Students are currently excavating the second half of the second phase of the Battle of Mistick Fort. The area the students are excavating covers approximately 10-15 acres, and is the site of a battle between the Pequot and the retreating English and Native allied force.
This battlefield the students are currently excavating is part of the “Battle of the English Withdrawal.” The Battle of the English Withdrawal began on May 26, 1637 near 9 a.m., approximately two hours after the Mistick Fort Battle (the attack and destruction of the Pequot fortified village). The withdrawal consisted of near ten hours of intense fighting between English allied and Pequot forces over a four-mile stretch of extremely difficult terrain. The English fought off dozens of Pequot attacks while they were burdened with arms, equipment, and tended to more than 20 of their wounded (four or five of the English were carried on stretchers). This Battle of the English Withdrawal was the largest combat action of the entire war and the longest period of fighting during the Mistick Campaign with more than 600 combatants engaged over hundreds of acres. The battle illustrates the evolution in the complexity and effectiveness of English allied military tactics as well as the aggressive attack, ambush, and pursuit strategy employed by the Pequot. The English reported that they killed more Pequot during their withdrawal than at the Mistick Fort Battle, and by 7 p.m. on May 26, the Pequot had perhaps lost half of their fighting men. The loss of 400-500 Pequot during the Mistick Campaign was a devastating blow to the Pequot and the turning point of the war.
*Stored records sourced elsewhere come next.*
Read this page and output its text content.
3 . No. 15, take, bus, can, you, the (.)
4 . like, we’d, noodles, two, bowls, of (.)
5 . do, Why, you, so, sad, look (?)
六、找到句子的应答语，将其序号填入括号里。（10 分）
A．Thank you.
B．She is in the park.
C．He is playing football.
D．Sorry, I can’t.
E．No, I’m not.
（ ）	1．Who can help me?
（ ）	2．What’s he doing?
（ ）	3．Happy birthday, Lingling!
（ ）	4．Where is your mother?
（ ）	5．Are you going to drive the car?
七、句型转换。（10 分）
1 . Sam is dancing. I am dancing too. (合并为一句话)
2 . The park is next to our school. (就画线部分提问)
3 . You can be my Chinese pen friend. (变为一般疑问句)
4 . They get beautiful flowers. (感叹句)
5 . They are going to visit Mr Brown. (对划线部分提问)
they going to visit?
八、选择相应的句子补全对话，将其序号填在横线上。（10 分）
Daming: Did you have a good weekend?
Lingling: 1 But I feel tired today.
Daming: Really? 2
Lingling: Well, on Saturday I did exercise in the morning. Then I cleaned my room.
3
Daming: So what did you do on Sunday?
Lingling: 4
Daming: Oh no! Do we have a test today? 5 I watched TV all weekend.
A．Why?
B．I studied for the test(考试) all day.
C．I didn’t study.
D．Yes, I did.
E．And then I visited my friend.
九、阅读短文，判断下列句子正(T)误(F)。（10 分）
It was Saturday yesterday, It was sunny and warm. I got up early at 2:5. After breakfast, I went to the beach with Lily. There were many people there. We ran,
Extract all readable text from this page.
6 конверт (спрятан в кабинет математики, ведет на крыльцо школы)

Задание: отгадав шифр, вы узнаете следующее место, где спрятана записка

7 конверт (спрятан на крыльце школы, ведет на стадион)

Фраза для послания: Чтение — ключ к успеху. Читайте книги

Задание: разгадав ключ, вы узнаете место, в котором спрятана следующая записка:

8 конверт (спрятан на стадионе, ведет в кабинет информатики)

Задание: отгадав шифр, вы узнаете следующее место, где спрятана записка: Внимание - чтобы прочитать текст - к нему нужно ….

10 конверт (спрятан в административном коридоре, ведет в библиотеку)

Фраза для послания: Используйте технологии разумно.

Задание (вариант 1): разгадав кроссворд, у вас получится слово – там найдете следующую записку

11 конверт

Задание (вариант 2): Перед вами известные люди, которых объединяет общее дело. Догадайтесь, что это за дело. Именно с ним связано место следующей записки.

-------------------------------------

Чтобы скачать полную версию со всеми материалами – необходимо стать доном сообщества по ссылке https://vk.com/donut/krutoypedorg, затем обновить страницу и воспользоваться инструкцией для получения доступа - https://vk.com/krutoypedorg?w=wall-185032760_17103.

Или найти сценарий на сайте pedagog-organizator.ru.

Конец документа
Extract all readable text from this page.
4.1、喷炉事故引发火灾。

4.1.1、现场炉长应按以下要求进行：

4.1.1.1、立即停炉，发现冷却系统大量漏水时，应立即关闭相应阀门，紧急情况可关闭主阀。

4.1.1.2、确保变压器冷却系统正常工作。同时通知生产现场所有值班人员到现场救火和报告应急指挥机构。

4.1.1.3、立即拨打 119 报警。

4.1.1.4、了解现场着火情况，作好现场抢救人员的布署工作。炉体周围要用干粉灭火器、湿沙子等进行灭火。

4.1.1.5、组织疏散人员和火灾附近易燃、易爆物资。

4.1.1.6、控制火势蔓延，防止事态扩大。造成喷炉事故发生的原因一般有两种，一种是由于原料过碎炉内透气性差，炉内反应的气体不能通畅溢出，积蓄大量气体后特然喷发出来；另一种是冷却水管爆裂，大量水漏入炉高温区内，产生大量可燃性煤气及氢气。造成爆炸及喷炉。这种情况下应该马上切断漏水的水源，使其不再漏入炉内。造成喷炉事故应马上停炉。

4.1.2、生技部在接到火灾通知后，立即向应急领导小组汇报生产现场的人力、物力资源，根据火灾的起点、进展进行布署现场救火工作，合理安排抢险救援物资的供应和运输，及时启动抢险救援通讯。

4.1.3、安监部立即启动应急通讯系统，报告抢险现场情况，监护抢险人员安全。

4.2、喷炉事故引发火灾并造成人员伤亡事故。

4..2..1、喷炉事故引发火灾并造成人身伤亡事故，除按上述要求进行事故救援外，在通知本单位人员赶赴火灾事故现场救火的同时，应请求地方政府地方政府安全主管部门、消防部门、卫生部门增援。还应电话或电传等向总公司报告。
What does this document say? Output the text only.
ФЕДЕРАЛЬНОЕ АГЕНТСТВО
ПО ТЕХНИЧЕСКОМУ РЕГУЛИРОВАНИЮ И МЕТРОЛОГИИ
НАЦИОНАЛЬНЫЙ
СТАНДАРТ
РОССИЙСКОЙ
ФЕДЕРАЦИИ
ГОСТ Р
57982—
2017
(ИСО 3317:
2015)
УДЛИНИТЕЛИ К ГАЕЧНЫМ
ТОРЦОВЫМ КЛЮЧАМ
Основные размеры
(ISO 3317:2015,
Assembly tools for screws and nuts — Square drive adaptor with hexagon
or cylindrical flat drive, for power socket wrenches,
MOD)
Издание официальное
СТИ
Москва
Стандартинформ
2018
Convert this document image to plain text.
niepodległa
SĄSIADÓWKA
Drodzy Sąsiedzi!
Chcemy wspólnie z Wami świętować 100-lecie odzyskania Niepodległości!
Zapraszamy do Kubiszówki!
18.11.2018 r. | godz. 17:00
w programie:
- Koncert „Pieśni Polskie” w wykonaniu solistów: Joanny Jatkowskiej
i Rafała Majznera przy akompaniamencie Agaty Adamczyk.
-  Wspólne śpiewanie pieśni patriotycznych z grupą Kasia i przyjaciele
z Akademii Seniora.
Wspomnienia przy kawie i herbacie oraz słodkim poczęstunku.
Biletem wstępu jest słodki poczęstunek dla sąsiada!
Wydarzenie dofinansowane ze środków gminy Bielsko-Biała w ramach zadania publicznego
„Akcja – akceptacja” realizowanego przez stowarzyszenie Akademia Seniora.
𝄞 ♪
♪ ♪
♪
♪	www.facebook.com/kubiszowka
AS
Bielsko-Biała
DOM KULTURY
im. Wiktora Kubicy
The documentary record for the Battle of the English Withdrawal alludes very little to the direct path and singular battles and/or engagements which took place during a ten-hour time period over the course of four miles. The battle narratives only generally reference, with very few specifics, that the Pequot counterattacked the English and their allied Natives at least eight times during their withdrawal through Pequot country towards their waiting ships in the Thames River harbor. Therefore, the battle-related artifacts and resulting archeological record is at times the only evidence of these early battles, previously undocumented and referenced little, during one of the most significant wars in early American history.